Jason McKay steers Jamaica dragon boat crews toward IDBF world club meet after Nassau record

At the fifth Bahamas International Dragon Boat Festival on Goodman’s Bay in Nassau last weekend, Jamaica’s mixed 200m finalists stopped the clock at 1:01.82—a fresh national benchmark. Jason McKay, a competitor who has also shaped the programme, helped make that mark possible about eleven months after he first formed the crew that raced at the opening Jamaica Dragon Boat Festival on 31 May and 1 June 2025.
McKay enjoys films as keenly as he does competition, and he has leaned on the words Captain James T Kirk delivers at the start of Star Trek: “Your ongoing mission: Explore strange new worlds, seek out new life and civilizations, and boldly go where no one has gone before.”

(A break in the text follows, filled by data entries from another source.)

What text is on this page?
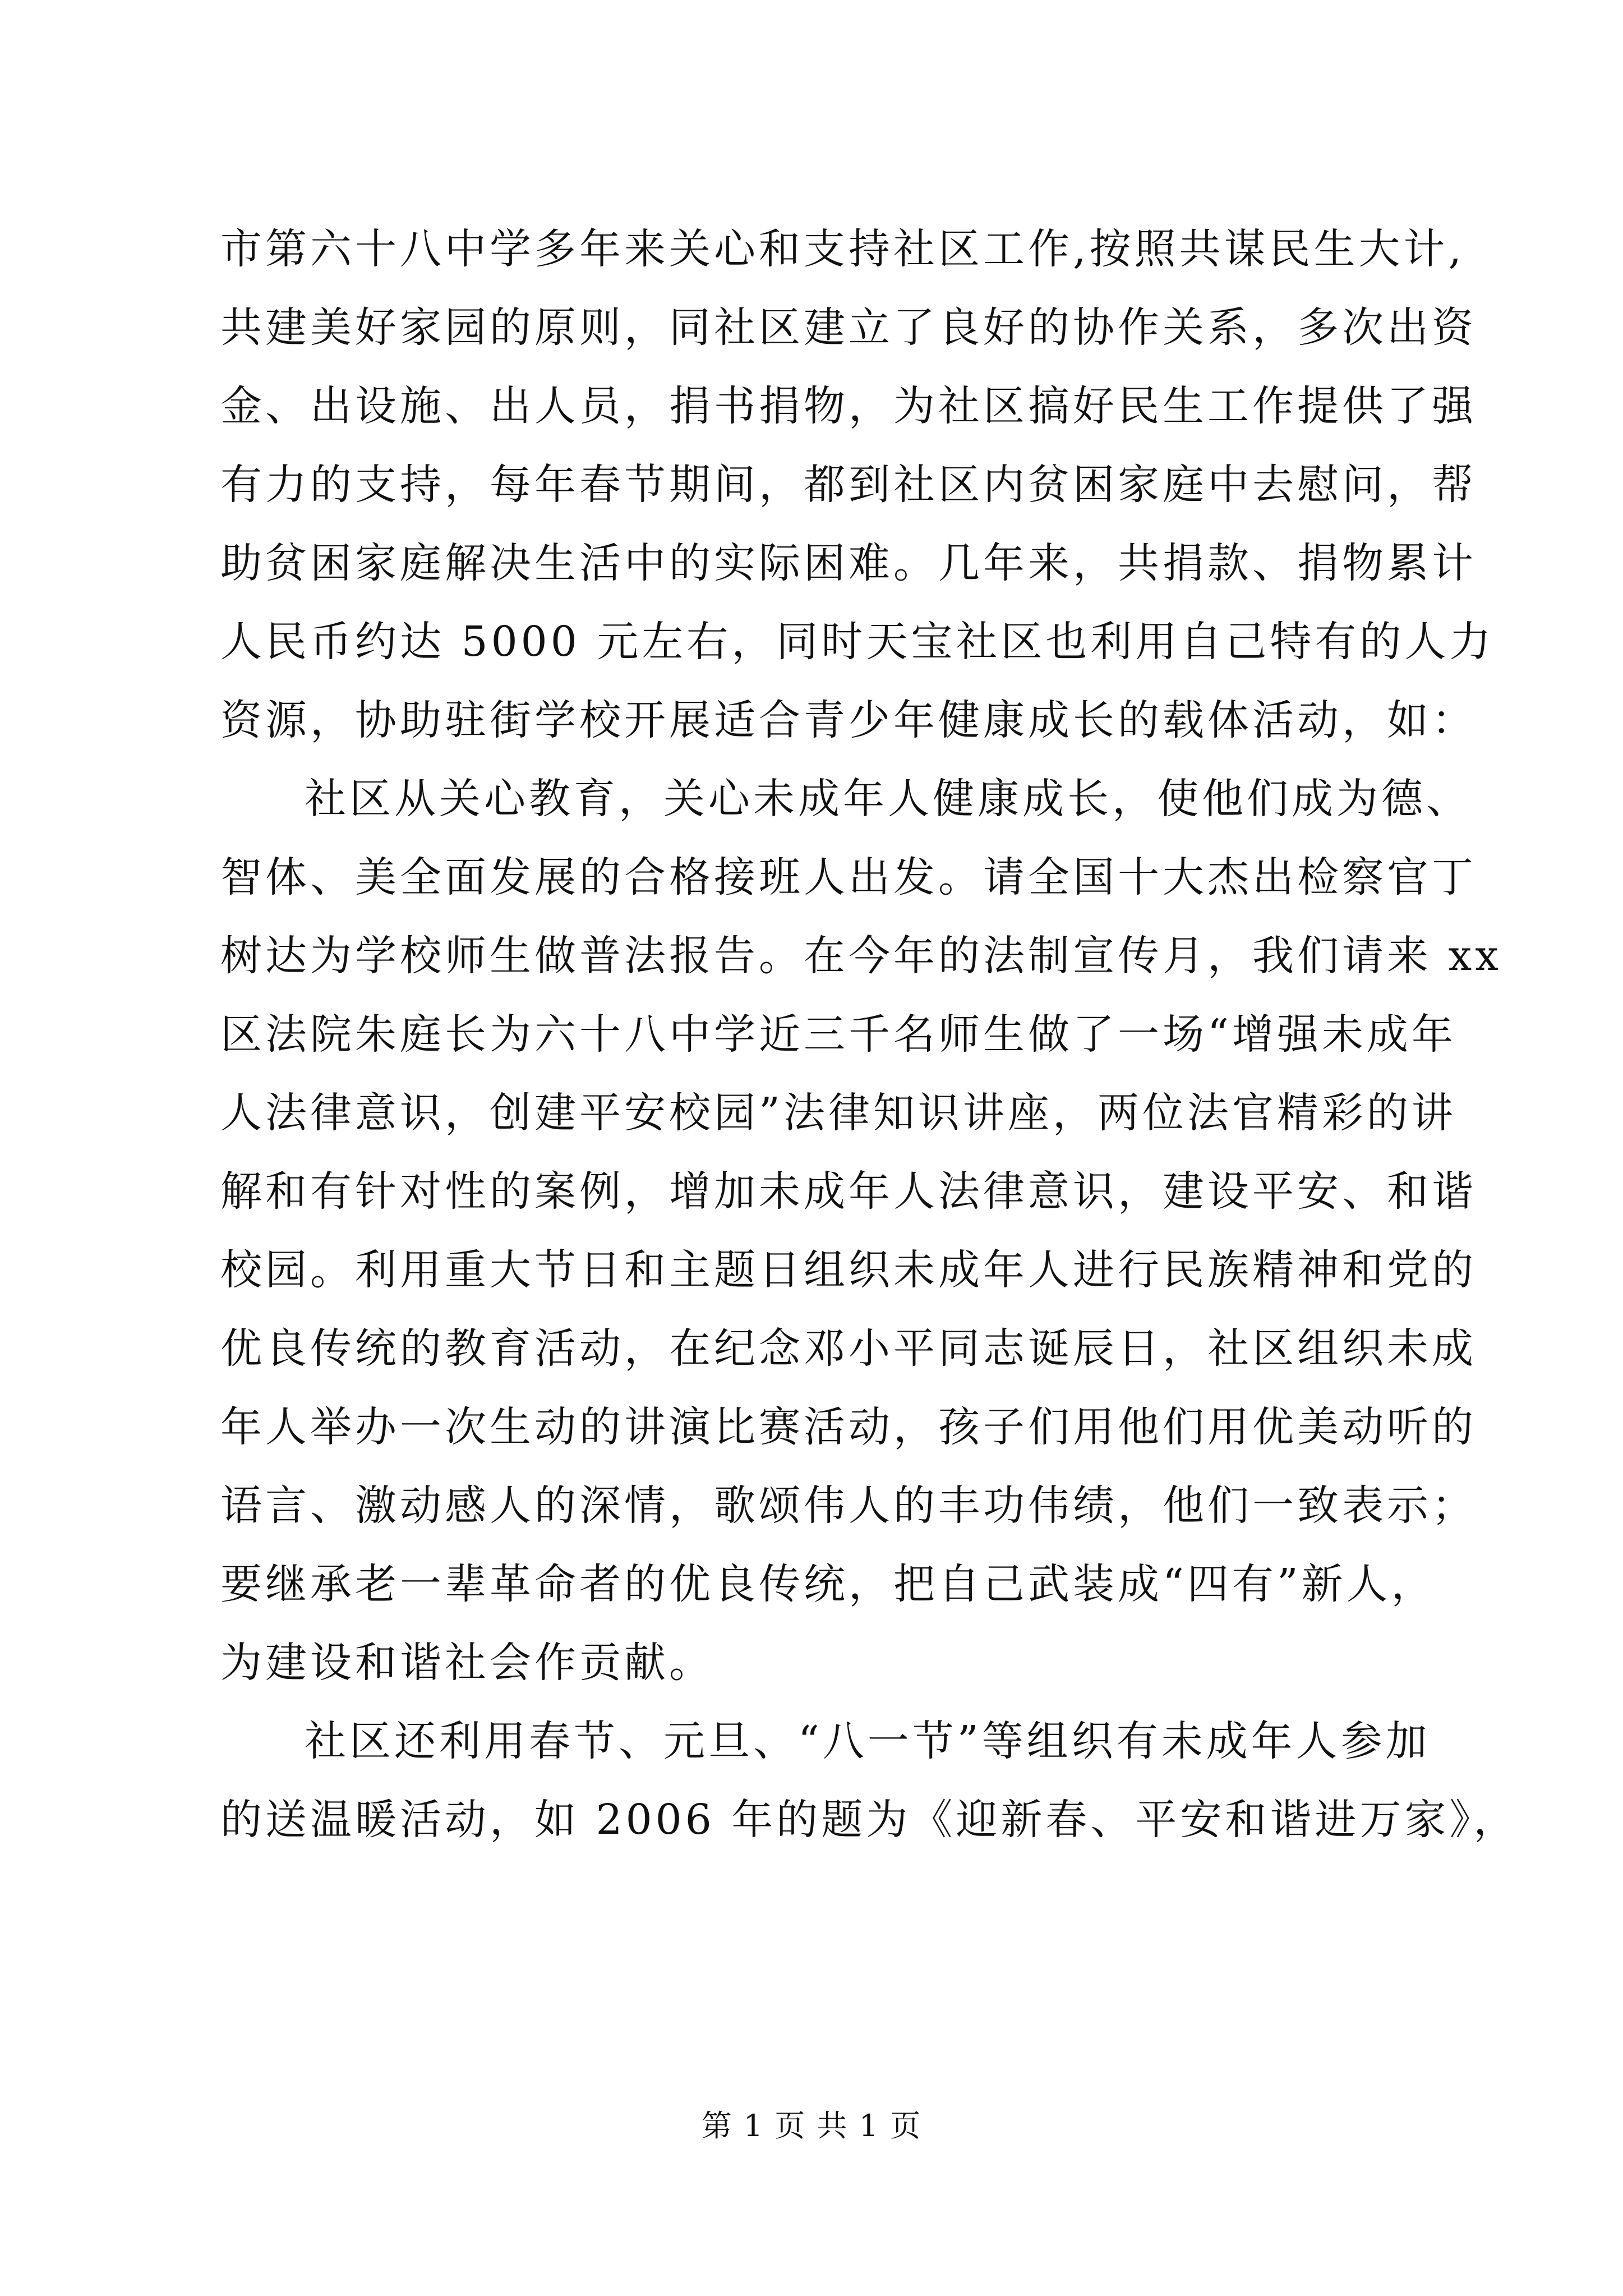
市第六十八中学多年来关心和支持社区工作,按照共谋民生大计,
共建美好家园的原则，同社区建立了良好的协作关系，多次出资
金、出设施、出人员，捐书捐物，为社区搞好民生工作提供了强
有力的支持，每年春节期间，都到社区内贫困家庭中去慰问，帮
助贫困家庭解决生活中的实际困难。几年来，共捐款、捐物累计
人民币约达 5000 元左右，同时天宝社区也利用自己特有的人力
资源，协助驻街学校开展适合青少年健康成长的载体活动，如：
社区从关心教育，关心未成年人健康成长，使他们成为德、
智体、美全面发展的合格接班人出发。请全国十大杰出检察官丁
树达为学校师生做普法报告。在今年的法制宣传月，我们请来 xx
区法院朱庭长为六十八中学近三千名师生做了一场“增强未成年
人法律意识，创建平安校园”法律知识讲座，两位法官精彩的讲
解和有针对性的案例，增加未成年人法律意识，建设平安、和谐
校园。利用重大节日和主题日组织未成年人进行民族精神和党的
优良传统的教育活动，在纪念邓小平同志诞辰日，社区组织未成
年人举办一次生动的讲演比赛活动，孩子们用他们用优美动听的
语言、激动感人的深情，歌颂伟人的丰功伟绩，他们一致表示；
要继承老一辈革命者的优良传统，把自己武装成“四有”新人，
为建设和谐社会作贡献。
社区还利用春节、元旦、“八一节”等组织有未成年人参加
的送温暖活动，如 2006 年的题为《迎新春、平安和谐进万家》，
第 1 页 共 1 页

He also paddled in Jamaica’s first heat of the 500-metre open class in The Bahamas. “I believe in walking the talk,” McKay said. “After McKay Security’s mixed team won the 200m at Jamaica’s first festival last year, we strategically combined a squad of personnel with dragon boat experience, joined by athletes from football, power-lifting and martial arts, resulting in a historic bronze medal in the mixed 200m at The Bahamas festival,” McKay said. “Success in sports is about strategy and long-term planning, which I have been doing from decades ago, using myself as a guinea pig at martial arts tournaments, such as the annual United States Open and European International Sports Kickboxing Association’s Amateur Members Association (ISKA AMA) World Championships, which Jamaicans such as Akino Lindsay and Richard Stone are now dominating.”
Few Jamaicans have worn national kit in three different sports; McKay has done so in rugby, martial arts and dragon boat racing. Away from the start line he has coached and managed with strong results, guiding figures such as Jamaica’s first taekwondo Olympian, Kenneth Edwards; ITF taekwondo Pan-American gold medallist Nicholas Dusard; and kickboxing title-holders Sheckema Cunningham, Subrina Richards, Stone, and Lindsay, ISKA AMA’s most decorated fighter.
He maintains the country already fields enough young, able prospects who can be “grown, trained and managed to beat the world,” and his interest in football has just channelled $10.6 million in sponsorship to the St Mary, Kingston and St Andrew, and St Thomas football associations to help restart youth leagues islandwide. “It is the same model that I used to form Jamaica’s combined martial arts team, which went unbeaten in 51 matches on world tours, primarily Asia, including China, Japan, the Philippines and Vietnam, a squad constantly replenished by inviting fighters from all martial arts schools locally as well as those transitioning from the McKay Security Jamaica Taekwondo High School League,” he said. “In dragon boat racing, we have everything we need. We have athletes, the world’s seventh-largest natural harbour in which to train, boats provided by the Chinese Benevolent Association and good year-round weather.”
With Jamaica’s second Dragon Boat Festival set for 13 and 14 June, McKay expects both mixed and open crews can lower the standards again as they aim to ‘boldly go where no one (Jamaican) has gone before’ — the International Dragon Boat Federation’s Club Crew World Championships, from August 29 to September 6.